Wednesday, December 21, 2022

21st December The Solstice

As I sit here pondering the longest day of the year and the lack of summer weather, my daughter is about to embark on a walking holiday in Scotland on the shortest day of the year. Is she mad or intrepid? The idea of walking in snow is too much for me, but I know that if you live in the Northern Hemisphere you cannot let the weather dictate your every move. You put on warm clothes and wet weather gear and go out! Where I live there isn't much need for this and we just complain if it is too wet or too hot, flooding or in drought.

The morphology of the word solstice fascinates me. I knew 'sol' was Latin for 'sun', but had to look up the rest... 

The ancients added sol to -stit- (a participial stem of sistere, which means "to stand still") and came up with solstitium. Middle English speakers shortened solstitium to solstice in the 14th century.

I looked up 'solstice' books and found this is coming next year. Sounds perfect.

Just two times each year - an event called the solstice - Earth leans closest to our home star, the Sun. Since ancient times, people have used the Sun as a timekeeper. They knew that the length of daylight changes in a regular way and celebrated the solstice as a signal of changing seasons. The Longest, Shortest Day imparts scientific and cultural information using the global experience of a solstice as its scientific core, and the descriptions of children's lives at each latitude as the cultural narrative. It is a browsable nonfiction appealing to informationally minded thinkers aged 7-11. Enhancing the text and illustrations are fascinating infographics about geography, hours of sunlight, sunrise and sunset times, and how the Earth's tilt creates solstices and seasons. A global event needs a global perspective: non-traditional families, interesting facts that crop up in each account (e.g. in the Chinese entry we learn that pandas need to play or else they get sad). Plus, illustrators for each location represent their home countries with authority and beauty. 

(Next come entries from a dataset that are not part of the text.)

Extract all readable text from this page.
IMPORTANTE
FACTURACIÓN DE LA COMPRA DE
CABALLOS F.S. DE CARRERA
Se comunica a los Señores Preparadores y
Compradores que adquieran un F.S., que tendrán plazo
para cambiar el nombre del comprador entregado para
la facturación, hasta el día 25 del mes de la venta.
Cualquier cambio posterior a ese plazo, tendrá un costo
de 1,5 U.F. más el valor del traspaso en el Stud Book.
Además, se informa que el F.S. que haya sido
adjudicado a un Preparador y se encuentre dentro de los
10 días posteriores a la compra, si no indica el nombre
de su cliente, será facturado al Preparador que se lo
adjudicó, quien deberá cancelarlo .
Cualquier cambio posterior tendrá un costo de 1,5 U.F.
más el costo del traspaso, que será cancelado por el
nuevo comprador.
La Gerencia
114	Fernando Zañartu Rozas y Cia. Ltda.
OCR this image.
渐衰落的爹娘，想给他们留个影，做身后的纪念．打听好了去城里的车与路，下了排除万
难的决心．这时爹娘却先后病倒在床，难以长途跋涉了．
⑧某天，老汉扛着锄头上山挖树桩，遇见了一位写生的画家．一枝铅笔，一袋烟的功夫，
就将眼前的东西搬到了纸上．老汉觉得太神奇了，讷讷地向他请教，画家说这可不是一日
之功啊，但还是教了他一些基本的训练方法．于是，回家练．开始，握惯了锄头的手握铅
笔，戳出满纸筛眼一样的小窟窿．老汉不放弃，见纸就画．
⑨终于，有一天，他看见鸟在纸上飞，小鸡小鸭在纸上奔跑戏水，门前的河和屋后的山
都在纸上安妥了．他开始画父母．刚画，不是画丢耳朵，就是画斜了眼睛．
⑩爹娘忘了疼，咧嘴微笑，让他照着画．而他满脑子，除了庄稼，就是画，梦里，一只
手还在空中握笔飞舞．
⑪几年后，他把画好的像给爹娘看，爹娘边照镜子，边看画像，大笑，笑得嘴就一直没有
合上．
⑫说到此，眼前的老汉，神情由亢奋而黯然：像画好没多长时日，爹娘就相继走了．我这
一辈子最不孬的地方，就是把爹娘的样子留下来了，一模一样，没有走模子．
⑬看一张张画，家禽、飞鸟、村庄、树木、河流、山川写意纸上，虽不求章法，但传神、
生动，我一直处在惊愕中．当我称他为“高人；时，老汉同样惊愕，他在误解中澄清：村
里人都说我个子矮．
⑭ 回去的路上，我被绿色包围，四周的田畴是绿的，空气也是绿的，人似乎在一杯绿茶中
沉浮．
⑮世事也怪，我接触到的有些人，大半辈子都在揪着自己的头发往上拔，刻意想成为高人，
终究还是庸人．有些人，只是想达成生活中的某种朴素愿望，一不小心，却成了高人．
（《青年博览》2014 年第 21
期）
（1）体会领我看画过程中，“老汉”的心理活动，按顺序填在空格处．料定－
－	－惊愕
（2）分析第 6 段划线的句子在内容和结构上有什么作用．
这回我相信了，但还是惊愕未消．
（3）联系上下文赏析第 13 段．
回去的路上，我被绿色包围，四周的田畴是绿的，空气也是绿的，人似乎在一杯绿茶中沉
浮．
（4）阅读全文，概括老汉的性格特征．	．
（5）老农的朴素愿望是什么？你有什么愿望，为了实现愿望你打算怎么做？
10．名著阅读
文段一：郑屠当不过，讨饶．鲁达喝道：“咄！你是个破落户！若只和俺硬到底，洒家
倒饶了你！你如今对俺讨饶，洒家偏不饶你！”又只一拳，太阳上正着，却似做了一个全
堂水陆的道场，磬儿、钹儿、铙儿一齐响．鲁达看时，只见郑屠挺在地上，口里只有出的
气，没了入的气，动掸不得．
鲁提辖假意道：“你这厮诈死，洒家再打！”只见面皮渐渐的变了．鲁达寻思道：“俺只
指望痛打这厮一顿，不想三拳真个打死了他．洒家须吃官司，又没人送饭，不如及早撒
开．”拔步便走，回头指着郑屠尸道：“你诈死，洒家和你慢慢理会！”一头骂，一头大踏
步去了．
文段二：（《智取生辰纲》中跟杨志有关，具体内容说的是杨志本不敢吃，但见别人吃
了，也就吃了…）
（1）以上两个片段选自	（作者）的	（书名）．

It is easier to celebrate the Winter solstice with picture books and craft, probably because it is at Christmas in the Northern hemisphere and very noticeable. The thought of making lanterns excites me.

Here's some and look at who the authors are: Susan Cooper, Harriet Ziefert, Jean Craighead George and Marion Dane Bauer.
























And a couple for the Summer solstice




  









And of course there's lots of separate titles that celebrate Winter and Summer. Perhaps I need to look at books about Summer ready for when school starts again...if we do have some summer weather.